When we talk about observability, we talk about:
Capability of developers to understand the health and status of their application.
We don't want users or clients to be the ones noticing something is wrong. For this, there are multiple tools that fall under the observability category.
Tools
Alarms
This is the first line of defense against issues, the intent is to get notified if any potential issue arises.
The intent of this is to provide a notification if any parameter of our application is out of range (ex. to many 5xx).
This allows us to use our mental bandwidth to focus in creating value and not continuously check if the parameters are in range.
This affect the next DORA 4 metrics:
- ✔️ Mean Time To Recovery
Metrics
As the name says, this is a set of measurements we track from our code, it allows us to understand the health of individual parts of our system.
This metrics are shown in dashboards that allow us to visually understand what is happening. We can divide metrics dashboards in 2 types:
- Status: It will give us a really fast overview of the health of the system.
- Details: It will not tell us what is wrong, but will provide more detailed information to dig deeper into a specific area.
It's important to not mix this 2 together, as they have different purposes. Like with alarms, it helps focus our mental bandwidth in the correct place.
As you see in the previous image, the left represents a detail dashboard that makes it difficult to know on a single view if there is an issue. For this, as in the image on the right, we have a status dashboard that in a single glance we can spot where to look next.
This affect the next DORA 4 metrics:
- ✔️ Mean Time To Recovery
Logs
This is the lower level you want to go. It should tell you where in the code is your issue, so you can go and fix it.
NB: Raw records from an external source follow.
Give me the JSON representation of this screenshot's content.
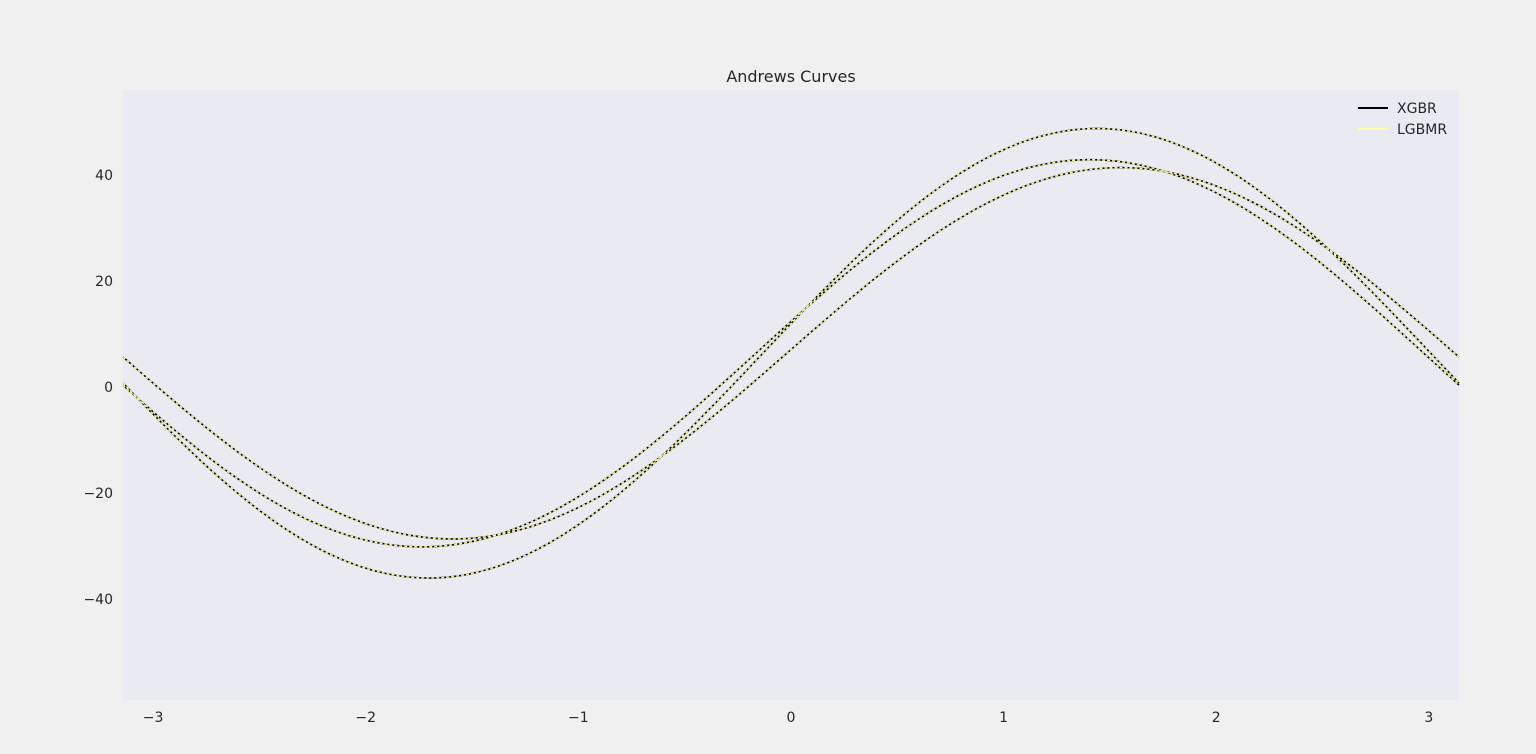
{
  "chart_data": {
    "type": "line",
    "title": "Andrews Curves",
    "xlabel": "",
    "ylabel": "",
    "xlim": [
      -3.14159,
      3.14159
    ],
    "ylim": [
      -59,
      56
    ],
    "x_ticks": [
      -3,
      -2,
      -1,
      0,
      1,
      2,
      3
    ],
    "x_tick_labels": [
      "−3",
      "−2",
      "−1",
      "0",
      "1",
      "2",
      "3"
    ],
    "y_ticks": [
      -40,
      -20,
      0,
      20,
      40
    ],
    "y_tick_labels": [
      "−40",
      "−20",
      "0",
      "20",
      "40"
    ],
    "grid": false,
    "legend": "top-right",
    "background": "#eaeaf2",
    "series": [
      {
        "name": "XGBR",
        "color": "#000000",
        "coeffs": [
          {
            "a": 9.0,
            "b": 42.0,
            "c": 5.6
          },
          {
            "a": 9.0,
            "b": 36.0,
            "c": 6.0
          },
          {
            "a": 9.0,
            "b": 35.0,
            "c": 0.7
          }
        ]
      },
      {
        "name": "LGBMR",
        "color": "#ffff99",
        "coeffs": [
          {
            "a": 9.0,
            "b": 42.0,
            "c": 5.6
          },
          {
            "a": 9.0,
            "b": 36.0,
            "c": 6.0
          },
          {
            "a": 9.0,
            "b": 35.0,
            "c": 0.7
          }
        ]
      }
    ],
    "formula": "y = a/√2 + b·sin(x) + c·cos(x)"
  }
}
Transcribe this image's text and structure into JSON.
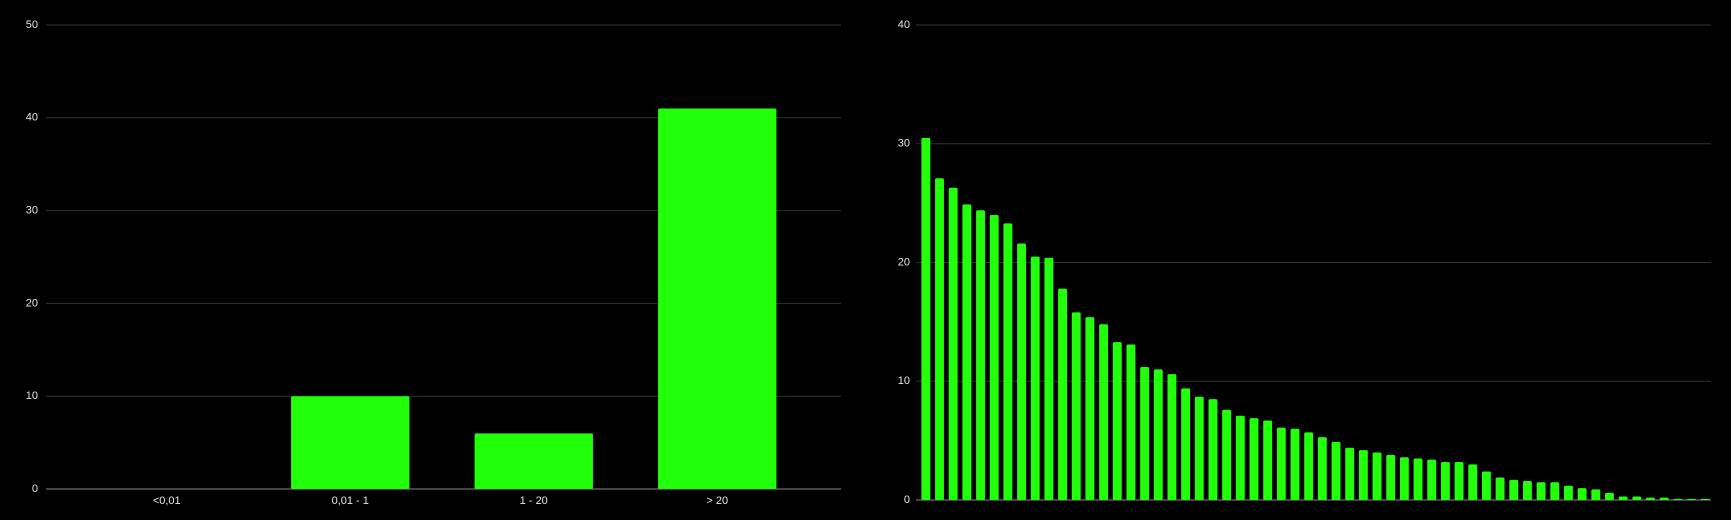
{
  "chart_data": [
    {
      "type": "bar",
      "categories": [
        "<0,01",
        "0,01 - 1",
        "1 - 20",
        "> 20"
      ],
      "values": [
        0,
        10,
        6,
        41
      ],
      "color": "#22ff0a",
      "ylim": [
        0,
        50
      ],
      "yticks": [
        0,
        10,
        20,
        30,
        40,
        50
      ],
      "grid": true
    },
    {
      "type": "bar",
      "categories": [
        null,
        null,
        null,
        null,
        null,
        null,
        null,
        null,
        null,
        null,
        null,
        null,
        null,
        null,
        null,
        null,
        null,
        null,
        null,
        null,
        null,
        null,
        null,
        null,
        null,
        null,
        null,
        null,
        null,
        null,
        null,
        null,
        null,
        null,
        null,
        null,
        null,
        null,
        null,
        null,
        null,
        null,
        null,
        null,
        null,
        null,
        null,
        null,
        null,
        null,
        null,
        null,
        null,
        null,
        null,
        null,
        null,
        null
      ],
      "values": [
        30.5,
        27.1,
        26.3,
        24.9,
        24.4,
        24.0,
        23.3,
        21.6,
        20.5,
        20.4,
        17.8,
        15.8,
        15.4,
        14.8,
        13.3,
        13.1,
        11.2,
        11.0,
        10.6,
        9.4,
        8.7,
        8.5,
        7.6,
        7.1,
        6.9,
        6.7,
        6.1,
        6.0,
        5.7,
        5.3,
        4.9,
        4.4,
        4.2,
        4.0,
        3.8,
        3.6,
        3.5,
        3.4,
        3.2,
        3.2,
        3.0,
        2.4,
        1.9,
        1.7,
        1.6,
        1.5,
        1.5,
        1.2,
        1.0,
        0.9,
        0.6,
        0.3,
        0.3,
        0.2,
        0.2,
        0.1,
        0.1,
        0.1
      ],
      "color": "#22ff0a",
      "ylim": [
        0,
        40
      ],
      "yticks": [
        0,
        10,
        20,
        30,
        40
      ],
      "grid": true
    }
  ]
}
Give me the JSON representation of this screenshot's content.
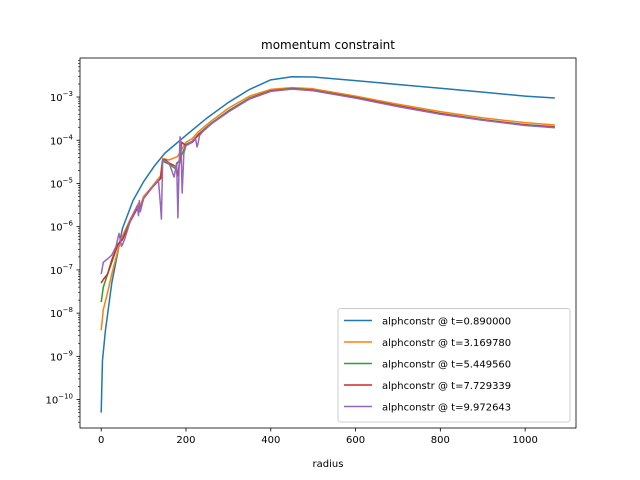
{
  "chart_data": {
    "type": "line",
    "title": "momentum constraint",
    "xlabel": "radius",
    "ylabel": "",
    "xlim": [
      -50,
      1120
    ],
    "ylim": [
      2.2e-11,
      0.008
    ],
    "yscale": "log",
    "xticks": [
      0,
      200,
      400,
      600,
      800,
      1000
    ],
    "xtick_labels": [
      "0",
      "200",
      "400",
      "600",
      "800",
      "1000"
    ],
    "yticks": [
      1e-10,
      1e-09,
      1e-08,
      1e-07,
      1e-06,
      1e-05,
      0.0001,
      0.001
    ],
    "ytick_labels": [
      {
        "base": "10",
        "exp": "−10"
      },
      {
        "base": "10",
        "exp": "−9"
      },
      {
        "base": "10",
        "exp": "−8"
      },
      {
        "base": "10",
        "exp": "−7"
      },
      {
        "base": "10",
        "exp": "−6"
      },
      {
        "base": "10",
        "exp": "−5"
      },
      {
        "base": "10",
        "exp": "−4"
      },
      {
        "base": "10",
        "exp": "−3"
      }
    ],
    "grid": false,
    "legend_position": "lower-right",
    "series": [
      {
        "name": "alphconstr @ t=0.890000",
        "color": "#1f77b4",
        "x": [
          0,
          3,
          10,
          25,
          50,
          75,
          100,
          125,
          150,
          200,
          250,
          300,
          350,
          400,
          450,
          500,
          600,
          700,
          800,
          900,
          1000,
          1070
        ],
        "y": [
          5e-11,
          8e-10,
          4e-09,
          5e-08,
          9e-07,
          4e-06,
          1.1e-05,
          2.5e-05,
          5e-05,
          0.00013,
          0.00033,
          0.00075,
          0.0015,
          0.0025,
          0.00295,
          0.0029,
          0.0024,
          0.00195,
          0.0016,
          0.0013,
          0.00105,
          0.00095
        ]
      },
      {
        "name": "alphconstr @ t=3.169780",
        "color": "#ff7f0e",
        "x": [
          0,
          5,
          15,
          25,
          40,
          50,
          70,
          88,
          92,
          100,
          120,
          140,
          145,
          160,
          180,
          200,
          215,
          230,
          260,
          300,
          350,
          400,
          450,
          500,
          600,
          700,
          800,
          900,
          1000,
          1070
        ],
        "y": [
          4e-09,
          1.2e-08,
          3e-08,
          8e-08,
          3e-07,
          6e-07,
          1.6e-06,
          3.5e-06,
          3e-06,
          5e-06,
          8.5e-06,
          1.5e-05,
          3.8e-05,
          3.5e-05,
          4.2e-05,
          9e-05,
          0.00011,
          0.00016,
          0.00028,
          0.00055,
          0.00105,
          0.0015,
          0.00165,
          0.00155,
          0.00105,
          0.00068,
          0.00046,
          0.00033,
          0.000255,
          0.000225
        ]
      },
      {
        "name": "alphconstr @ t=5.449560",
        "color": "#2ca02c",
        "x": [
          0,
          5,
          15,
          25,
          40,
          50,
          70,
          88,
          92,
          100,
          120,
          140,
          145,
          160,
          175,
          180,
          185,
          200,
          215,
          230,
          260,
          300,
          350,
          400,
          450,
          500,
          600,
          700,
          800,
          900,
          1000,
          1070
        ],
        "y": [
          1.8e-08,
          4e-08,
          8e-08,
          1.5e-07,
          4e-07,
          5e-07,
          1.5e-06,
          3e-06,
          2.5e-06,
          4.5e-06,
          8e-06,
          1.3e-05,
          3.3e-05,
          2.8e-05,
          2.2e-05,
          3e-05,
          3.5e-05,
          8e-05,
          9.5e-05,
          0.00014,
          0.00025,
          0.00048,
          0.00095,
          0.0014,
          0.00158,
          0.00145,
          0.00098,
          0.00063,
          0.00042,
          0.0003,
          0.00023,
          0.000205
        ]
      },
      {
        "name": "alphconstr @ t=7.729339",
        "color": "#d62728",
        "x": [
          0,
          5,
          15,
          25,
          40,
          50,
          70,
          88,
          92,
          100,
          120,
          140,
          145,
          150,
          160,
          175,
          180,
          185,
          190,
          200,
          215,
          230,
          260,
          300,
          350,
          400,
          450,
          500,
          600,
          700,
          800,
          900,
          1000,
          1070
        ],
        "y": [
          5e-08,
          6e-08,
          8e-08,
          1.7e-07,
          4e-07,
          5e-07,
          1.4e-06,
          3e-06,
          2.4e-06,
          4.5e-06,
          8e-06,
          1.3e-05,
          3.5e-05,
          3.6e-05,
          3e-05,
          2.5e-05,
          1.5e-05,
          3e-05,
          9e-05,
          7.5e-05,
          9e-05,
          0.000135,
          0.00024,
          0.00046,
          0.00092,
          0.00138,
          0.00155,
          0.00142,
          0.00096,
          0.00062,
          0.00041,
          0.000295,
          0.000225,
          0.0002
        ]
      },
      {
        "name": "alphconstr @ t=9.972643",
        "color": "#9467bd",
        "x": [
          0,
          5,
          15,
          25,
          35,
          42,
          48,
          55,
          70,
          85,
          88,
          90,
          92,
          100,
          120,
          135,
          140,
          142,
          145,
          160,
          172,
          178,
          181,
          182,
          184,
          186,
          188,
          191,
          195,
          200,
          210,
          222,
          226,
          228,
          232,
          240,
          260,
          300,
          350,
          400,
          450,
          500,
          600,
          700,
          800,
          900,
          1000,
          1070
        ],
        "y": [
          8e-08,
          1.5e-07,
          1.8e-07,
          2.2e-07,
          3.5e-07,
          7e-07,
          3.5e-07,
          5e-07,
          1.5e-06,
          3e-06,
          1.8e-06,
          4e-06,
          2.2e-06,
          4.5e-06,
          8e-06,
          1.2e-05,
          3e-06,
          1.5e-06,
          3.5e-05,
          3e-05,
          1.4e-05,
          3e-05,
          1.6e-06,
          5e-06,
          3e-05,
          0.00012,
          9e-05,
          6e-06,
          5e-05,
          7.5e-05,
          8.5e-05,
          0.000115,
          7e-05,
          8e-05,
          0.00013,
          0.00016,
          0.00024,
          0.00045,
          0.0009,
          0.00135,
          0.00152,
          0.0014,
          0.00094,
          0.0006,
          0.0004,
          0.00029,
          0.00022,
          0.000195
        ]
      }
    ]
  }
}
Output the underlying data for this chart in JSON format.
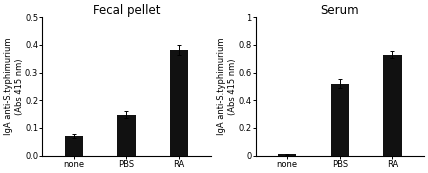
{
  "fecal": {
    "title": "Fecal pellet",
    "categories": [
      "none",
      "PBS",
      "RA"
    ],
    "values": [
      0.07,
      0.148,
      0.382
    ],
    "errors": [
      0.008,
      0.012,
      0.018
    ],
    "ylim": [
      0,
      0.5
    ],
    "yticks": [
      0.0,
      0.1,
      0.2,
      0.3,
      0.4,
      0.5
    ],
    "ytick_labels": [
      "0.0",
      "0.1",
      "0.2",
      "0.3",
      "0.4",
      "0.5"
    ],
    "ylabel": "IgA anti-S.typhimurium\n(Abs 415 nm)"
  },
  "serum": {
    "title": "Serum",
    "categories": [
      "none",
      "PBS",
      "RA"
    ],
    "values": [
      0.01,
      0.52,
      0.73
    ],
    "errors": [
      0.005,
      0.03,
      0.025
    ],
    "ylim": [
      0,
      1.0
    ],
    "yticks": [
      0,
      0.2,
      0.4,
      0.6,
      0.8,
      1.0
    ],
    "ytick_labels": [
      "0",
      "0.2",
      "0.4",
      "0.6",
      "0.8",
      "1"
    ],
    "ylabel": "IgA anti-S.typhimurium\n(Abs 415 nm)"
  },
  "bar_color": "#111111",
  "bar_width": 0.35,
  "title_fontsize": 8.5,
  "label_fontsize": 6.0,
  "tick_fontsize": 6.0,
  "background_color": "#ffffff"
}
When thinking about logging, it is significant not log everything. Due to the added noise that this can bring.
This affect the next DORA 4 metrics:
- ✔️ Mean Time To Recovery
Example
let's get practical on how would this work.
- Implement your service
- Create metrics and send them to your metrics system (ex. Datadog, Grafana)
- Create logs and send them to your logging system (ex. Datadog, Kibana, CloudWatch).
- Create dashboards:
- Single Status dashboard. Use only simple boxes with green and red backgrounds that represent in one view the health of your system & subsystems.
- Multiple Detail dashboards. Create a dashboard for each subsystem with as much data as necessary to understand where the issue is, so you can later pinpoint the root cause in your logs.
- Create alarms based on the status dashboard boxes.
- Connect your notification system (ex. Opsgenie, PagerDuty, Slack channel) to the created alarms, so you get push notifications as something goes wrong.